A second wave of learning loss is on the horizon, though this one is rooted in well-intentioned federal education policy rather than in virology.
Since 2001, federal education law has been oriented around a bipartisan effort aimed at raising standards, administering rigorous assessments and holding educators accountable for outcomes. These laws were particularly championed by a coalition of business leaders and civil rights advocates who rightfully understood that many students attended schools that simply didn’t expect enough of them.
The mechanisms to raise the expectations bar involved revamping what students are expected to master at each grade level. So whether a New York state seventh grader lives in Scarsdale, Schenectady, or Stuyvesant Town, they now all learn how to calculate compound interest and solve two-step inequalities. Meeting each year’s grade-level bar signals that a student is on the path to college and career readiness.
But raising the standards provided little guidance to teachers on what to do when students haven’t mastered all that they should have learned in prior years. And in math, where grade-level concepts often require foundational knowledge taught in prior years, students who fall behind for whatever reason can struggle to ever fully catch up.
The pandemic has made that journey even harder.
The American Recovery Act includes billions to address learning loss, but no matter how much money is available, addressing this challenge in the context of grade-level instruction is much easier said than done. When schools fully reopen in the fall, the seventh grade teacher will still be charged with using a seventh grade textbook to teach seventh grade students seventh grade material, and held accountable for results on the seventh grade state test.
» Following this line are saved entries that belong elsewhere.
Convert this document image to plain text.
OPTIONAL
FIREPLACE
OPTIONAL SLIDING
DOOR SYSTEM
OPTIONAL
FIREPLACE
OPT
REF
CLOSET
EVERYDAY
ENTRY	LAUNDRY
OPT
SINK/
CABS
How exactly do we expect teachers to both cover grade-level material and address learning gaps unique to each student that can go back multiple years?
Teachers are heroes, but they are not magicians.
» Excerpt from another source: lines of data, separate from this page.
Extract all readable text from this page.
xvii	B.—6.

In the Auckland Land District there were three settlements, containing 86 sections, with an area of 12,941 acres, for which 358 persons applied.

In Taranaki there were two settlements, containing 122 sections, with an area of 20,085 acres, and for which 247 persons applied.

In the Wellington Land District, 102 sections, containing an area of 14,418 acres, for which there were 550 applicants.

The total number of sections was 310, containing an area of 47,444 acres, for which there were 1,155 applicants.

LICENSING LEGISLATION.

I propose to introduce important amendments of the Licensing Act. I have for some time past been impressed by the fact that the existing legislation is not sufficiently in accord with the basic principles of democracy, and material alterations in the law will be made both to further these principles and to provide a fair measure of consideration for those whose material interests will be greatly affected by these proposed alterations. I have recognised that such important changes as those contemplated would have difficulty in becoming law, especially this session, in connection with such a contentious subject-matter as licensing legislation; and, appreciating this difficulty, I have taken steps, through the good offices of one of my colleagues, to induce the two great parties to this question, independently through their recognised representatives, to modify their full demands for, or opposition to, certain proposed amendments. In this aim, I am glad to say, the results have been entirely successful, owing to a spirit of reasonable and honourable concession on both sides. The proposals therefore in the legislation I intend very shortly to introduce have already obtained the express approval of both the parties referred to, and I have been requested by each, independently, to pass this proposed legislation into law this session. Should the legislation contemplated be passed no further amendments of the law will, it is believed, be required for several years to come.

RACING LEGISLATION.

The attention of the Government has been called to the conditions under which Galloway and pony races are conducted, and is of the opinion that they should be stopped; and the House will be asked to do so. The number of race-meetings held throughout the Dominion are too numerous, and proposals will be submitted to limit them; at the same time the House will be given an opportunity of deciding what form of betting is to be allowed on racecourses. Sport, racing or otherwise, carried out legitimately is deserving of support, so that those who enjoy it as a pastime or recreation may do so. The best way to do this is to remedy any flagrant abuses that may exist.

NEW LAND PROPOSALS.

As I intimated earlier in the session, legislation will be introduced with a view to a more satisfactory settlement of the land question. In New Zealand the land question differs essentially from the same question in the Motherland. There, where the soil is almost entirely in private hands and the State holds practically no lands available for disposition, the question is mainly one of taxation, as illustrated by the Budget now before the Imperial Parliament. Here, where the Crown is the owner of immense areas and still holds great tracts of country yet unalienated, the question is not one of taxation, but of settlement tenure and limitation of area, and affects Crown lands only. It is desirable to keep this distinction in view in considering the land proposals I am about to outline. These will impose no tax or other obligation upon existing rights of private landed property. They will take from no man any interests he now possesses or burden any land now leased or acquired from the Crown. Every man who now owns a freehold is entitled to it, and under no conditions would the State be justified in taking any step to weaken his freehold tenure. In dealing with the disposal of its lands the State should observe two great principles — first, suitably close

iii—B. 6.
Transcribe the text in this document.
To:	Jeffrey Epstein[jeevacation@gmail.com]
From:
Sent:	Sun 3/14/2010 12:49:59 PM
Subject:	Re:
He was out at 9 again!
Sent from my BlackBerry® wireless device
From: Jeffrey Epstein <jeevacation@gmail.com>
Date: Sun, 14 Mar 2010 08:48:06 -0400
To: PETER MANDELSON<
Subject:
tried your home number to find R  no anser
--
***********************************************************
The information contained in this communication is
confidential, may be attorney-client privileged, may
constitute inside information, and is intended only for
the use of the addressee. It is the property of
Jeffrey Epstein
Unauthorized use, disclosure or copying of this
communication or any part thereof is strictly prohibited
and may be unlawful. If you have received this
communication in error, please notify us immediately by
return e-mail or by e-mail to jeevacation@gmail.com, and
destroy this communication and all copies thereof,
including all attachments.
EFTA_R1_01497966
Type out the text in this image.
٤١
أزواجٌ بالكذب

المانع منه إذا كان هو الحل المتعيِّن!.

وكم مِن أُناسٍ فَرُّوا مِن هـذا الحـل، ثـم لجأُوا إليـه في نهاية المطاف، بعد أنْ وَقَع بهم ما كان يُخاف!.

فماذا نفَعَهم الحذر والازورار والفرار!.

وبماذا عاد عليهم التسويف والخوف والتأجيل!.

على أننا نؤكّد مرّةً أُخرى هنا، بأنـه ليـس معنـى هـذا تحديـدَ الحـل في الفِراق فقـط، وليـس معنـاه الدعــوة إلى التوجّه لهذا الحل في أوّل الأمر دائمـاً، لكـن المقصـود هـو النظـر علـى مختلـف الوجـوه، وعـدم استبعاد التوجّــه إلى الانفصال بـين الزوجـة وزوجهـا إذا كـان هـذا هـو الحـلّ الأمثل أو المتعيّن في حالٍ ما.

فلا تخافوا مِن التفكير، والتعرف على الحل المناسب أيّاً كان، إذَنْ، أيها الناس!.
Standardizing what kids are taught based on their age and grade-level has been a hallmark of our national educational system for more than a century. It’s worked reasonably well for the roughly one-third of students who graduate high school each year ready for college or a career. They tend to keep up without ever falling too far behind.
But for students who do fall behind in math for whatever reason, catching up is hard. The learning gaps that students have at the beginning of the school year can end up accumulating as teachers focus their instruction on grade-level material, regardless of students’ starting points. Persistent academic failure can then itself lead to a host of social-emotional implications that can wreak havoc on a student’s sense of self-identity, much less interest in a STEM career.
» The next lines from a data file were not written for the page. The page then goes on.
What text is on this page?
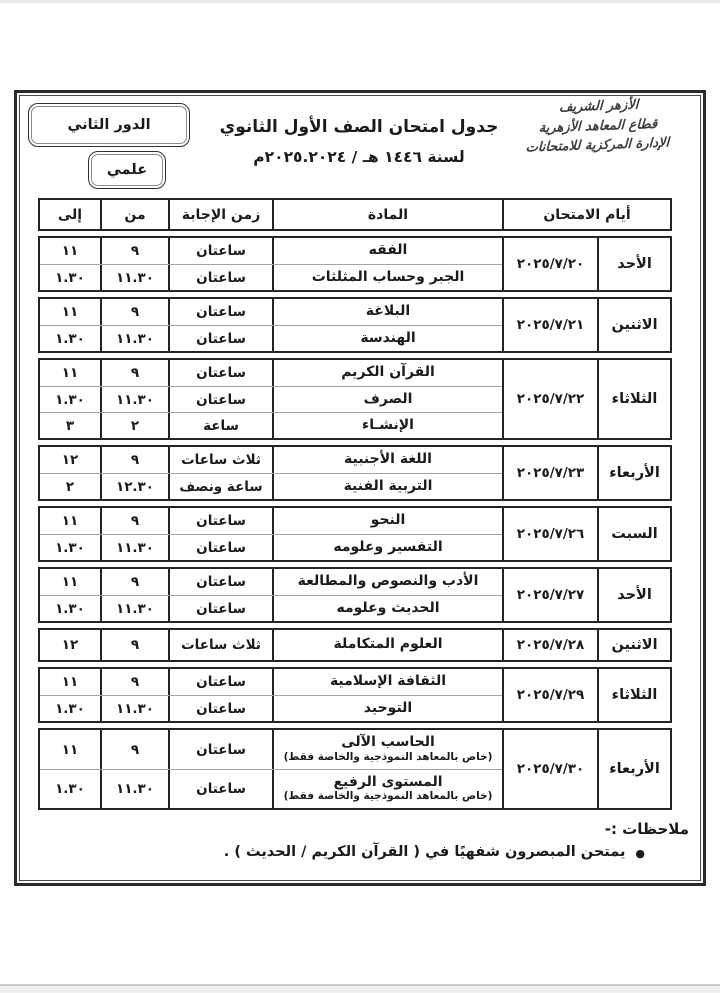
الأزهر الشريف
قطاع المعاهد الأزهرية
الإدارة المركزية للامتحانات
جدول امتحان الصف الأول الثانوي
لسنة ١٤٤٦ هـ / ٢٠٢٥.٢٠٢٤م
الدور الثاني
علمي
أيام الامتحان
المادة
زمن الإجابة
من
إلى
الأحد
٢٠٢٥/٧/٢٠
الفقه
ساعتان
٩
١١
الجبر وحساب المثلثات
ساعتان
١١.٣٠
١.٣٠
الاثنين
٢٠٢٥/٧/٢١
البلاغة
ساعتان
٩
١١
الهندسة
ساعتان
١١.٣٠
١.٣٠
الثلاثاء
٢٠٢٥/٧/٢٢
القرآن الكريم
ساعتان
٩
١١
الصرف
ساعتان
١١.٣٠
١.٣٠
الإنشـاء
ساعة
٢
٣
الأربعاء
٢٠٢٥/٧/٢٣
اللغة الأجنبية
ثلاث ساعات
٩
١٢
التربية الفنية
ساعة ونصف
١٢.٣٠
٢
السبت
٢٠٢٥/٧/٢٦
النحو
ساعتان
٩
١١
التفسير وعلومه
ساعتان
١١.٣٠
١.٣٠
الأحد
٢٠٢٥/٧/٢٧
الأدب والنصوص والمطالعة
ساعتان
٩
١١
الحديث وعلومه
ساعتان
١١.٣٠
١.٣٠
الاثنين
٢٠٢٥/٧/٢٨
العلوم المتكاملة
ثلاث ساعات
٩
١٢
الثلاثاء
٢٠٢٥/٧/٢٩
الثقافة الإسلامية
ساعتان
٩
١١
التوحيد
ساعتان
١١.٣٠
١.٣٠
الأربعاء
٢٠٢٥/٧/٣٠
الحاسب الآلى
(خاص بالمعاهد النموذجية والخاصة فقط)
ساعتان
٩
١١
المستوى الرفيع
(خاص بالمعاهد النموذجية والخاصة فقط)
ساعتان
١١.٣٠
١.٣٠
ملاحظات :-
●
يمتحن المبصرون شفهيًا في ( القرآن الكريم / الحديث ) .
Addressing learning loss now and for the future requires staying steadfast to the idea of college and career readiness as the ultimate goal, but allowing more flexibility in the time and pathways that individual students take to get there. It means that some seventh grade teachers will need to spend part of the year focused on key learning gaps from the fifth or sixth grades without fear that their expectations will be viewed as insufficient. They’ll need the tools, the training and the permission to do so.
The alternative is simply magical thinking — a belief that teachers assigned to teach grade-level material will somehow just figure it all out once students fully return. While there will no doubt be heroic efforts and noteworthy successes, the aggregate effect will be a quieter, but no less devastating, wave of learning loss that will have its deepest impact in the most economically disadvantaged communities.
Expectations matter — but expectations are not all that matter. Each student needs a viable pathway that connects where they’re starting from to where they’re expected to be. Reversing learning loss requires new ways to enable student acceleration that separate individual student needs from the expectations attached to their current grade-level.
Joel Rose is the cofounder of New Classrooms Innovation Partners, a non-profit organization focused on bringing transformative innovation to K-12 schooling.